La Turquie inflige une amende à plus de 100 médecins pour accouchements par césarienne
⚡ Résumé rapide
ANKARA : Le ministère turc de la Santé a infligé une amende à plus de 100 obstétriciens-gynécologues pour avoir pratiqué des césariennes, les suspendant de leurs fonctions et les obligeant à suivre une formation, a rapporté samedi le journal BirGun.
ANKARA : Le ministère turc de la Santé a infligé une amende à plus de 100 obstétriciens-gynécologues pour avoir pratiqué des césariennes, les suspendant de leurs fonctions et les obligeant à suivre une formation, a rapporté samedi le journal BirGun.

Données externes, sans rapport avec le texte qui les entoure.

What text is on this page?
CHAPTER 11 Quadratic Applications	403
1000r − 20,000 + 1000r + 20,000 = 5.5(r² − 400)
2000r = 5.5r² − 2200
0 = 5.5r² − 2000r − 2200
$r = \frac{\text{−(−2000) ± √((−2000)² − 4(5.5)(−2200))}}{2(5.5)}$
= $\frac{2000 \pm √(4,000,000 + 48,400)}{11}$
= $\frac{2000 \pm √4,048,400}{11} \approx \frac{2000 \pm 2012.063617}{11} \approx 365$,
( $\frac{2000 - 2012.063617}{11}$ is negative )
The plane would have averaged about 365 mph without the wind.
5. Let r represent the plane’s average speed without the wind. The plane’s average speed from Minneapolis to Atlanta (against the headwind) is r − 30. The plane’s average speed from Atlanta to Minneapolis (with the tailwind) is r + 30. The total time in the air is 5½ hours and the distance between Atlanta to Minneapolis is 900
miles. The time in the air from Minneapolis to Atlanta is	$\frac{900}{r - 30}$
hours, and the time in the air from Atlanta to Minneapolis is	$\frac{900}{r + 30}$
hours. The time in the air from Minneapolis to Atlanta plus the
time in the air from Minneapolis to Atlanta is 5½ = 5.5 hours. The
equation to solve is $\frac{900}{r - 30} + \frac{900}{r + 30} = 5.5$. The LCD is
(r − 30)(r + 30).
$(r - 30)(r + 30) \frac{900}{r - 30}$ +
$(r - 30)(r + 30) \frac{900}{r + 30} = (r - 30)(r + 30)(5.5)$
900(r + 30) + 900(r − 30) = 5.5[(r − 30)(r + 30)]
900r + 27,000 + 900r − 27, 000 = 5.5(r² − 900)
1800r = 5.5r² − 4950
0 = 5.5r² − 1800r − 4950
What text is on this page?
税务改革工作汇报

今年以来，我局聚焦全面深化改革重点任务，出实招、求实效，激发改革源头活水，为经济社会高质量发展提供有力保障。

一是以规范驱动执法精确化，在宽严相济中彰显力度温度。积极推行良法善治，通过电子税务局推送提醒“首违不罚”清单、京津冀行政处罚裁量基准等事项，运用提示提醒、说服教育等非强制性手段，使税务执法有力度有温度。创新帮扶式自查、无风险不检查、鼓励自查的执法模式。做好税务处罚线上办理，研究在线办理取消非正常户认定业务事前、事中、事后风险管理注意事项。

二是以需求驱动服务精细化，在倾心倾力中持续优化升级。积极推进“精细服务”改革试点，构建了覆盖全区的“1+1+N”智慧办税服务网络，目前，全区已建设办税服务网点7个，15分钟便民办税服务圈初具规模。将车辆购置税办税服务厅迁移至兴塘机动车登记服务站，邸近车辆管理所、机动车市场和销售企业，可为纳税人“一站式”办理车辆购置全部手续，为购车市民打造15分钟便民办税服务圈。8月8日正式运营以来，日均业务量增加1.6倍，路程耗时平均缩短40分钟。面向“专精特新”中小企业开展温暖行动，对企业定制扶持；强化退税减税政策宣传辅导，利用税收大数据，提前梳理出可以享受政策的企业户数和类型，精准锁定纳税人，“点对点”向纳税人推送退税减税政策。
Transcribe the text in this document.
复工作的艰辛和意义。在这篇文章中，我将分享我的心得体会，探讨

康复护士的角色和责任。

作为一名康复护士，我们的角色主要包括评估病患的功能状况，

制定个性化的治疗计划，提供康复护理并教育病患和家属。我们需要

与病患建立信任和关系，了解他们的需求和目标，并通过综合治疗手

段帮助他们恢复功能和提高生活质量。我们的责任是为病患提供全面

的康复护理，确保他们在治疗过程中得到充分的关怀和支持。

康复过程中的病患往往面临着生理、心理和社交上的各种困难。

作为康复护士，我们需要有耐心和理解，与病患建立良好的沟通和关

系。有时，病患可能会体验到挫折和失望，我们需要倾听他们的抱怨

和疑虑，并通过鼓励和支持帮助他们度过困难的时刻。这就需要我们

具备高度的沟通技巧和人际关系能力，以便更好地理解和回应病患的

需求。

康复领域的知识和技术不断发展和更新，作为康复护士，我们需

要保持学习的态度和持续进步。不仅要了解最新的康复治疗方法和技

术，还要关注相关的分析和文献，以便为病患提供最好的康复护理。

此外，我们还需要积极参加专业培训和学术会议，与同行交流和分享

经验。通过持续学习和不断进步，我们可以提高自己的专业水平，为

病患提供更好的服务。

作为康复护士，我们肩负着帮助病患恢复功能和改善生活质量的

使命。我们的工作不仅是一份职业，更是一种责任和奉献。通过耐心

Le pays a le taux de naissances par césarienne le plus élevé parmi les 38 pays de l’OCDE, selon les dernières données disponibles datant de 2023, avec environ 615 procédures de ce type pour 1 000 naissances vivantes cette année-là.
Les professionnels de la santé ont déclaré que les césariennes permettaient au personnel médical de gagner plus de temps – 30 minutes contre 12 heures pour un accouchement traditionnel – et réduisaient le risque de poursuites judiciaires en cas de complications, garantissant ainsi la sécurité du médecin et des femmes.
L’année dernière, le gouvernement turc a lancé une campagne pour lutter contre la baisse du taux de natalité dans le cadre de l’initiative « Décennie de la famille » du président Recep Tayyip Erdogan, qui l’a amené à exercer un plus grand contrôle sur la manière dont les femmes accouchent.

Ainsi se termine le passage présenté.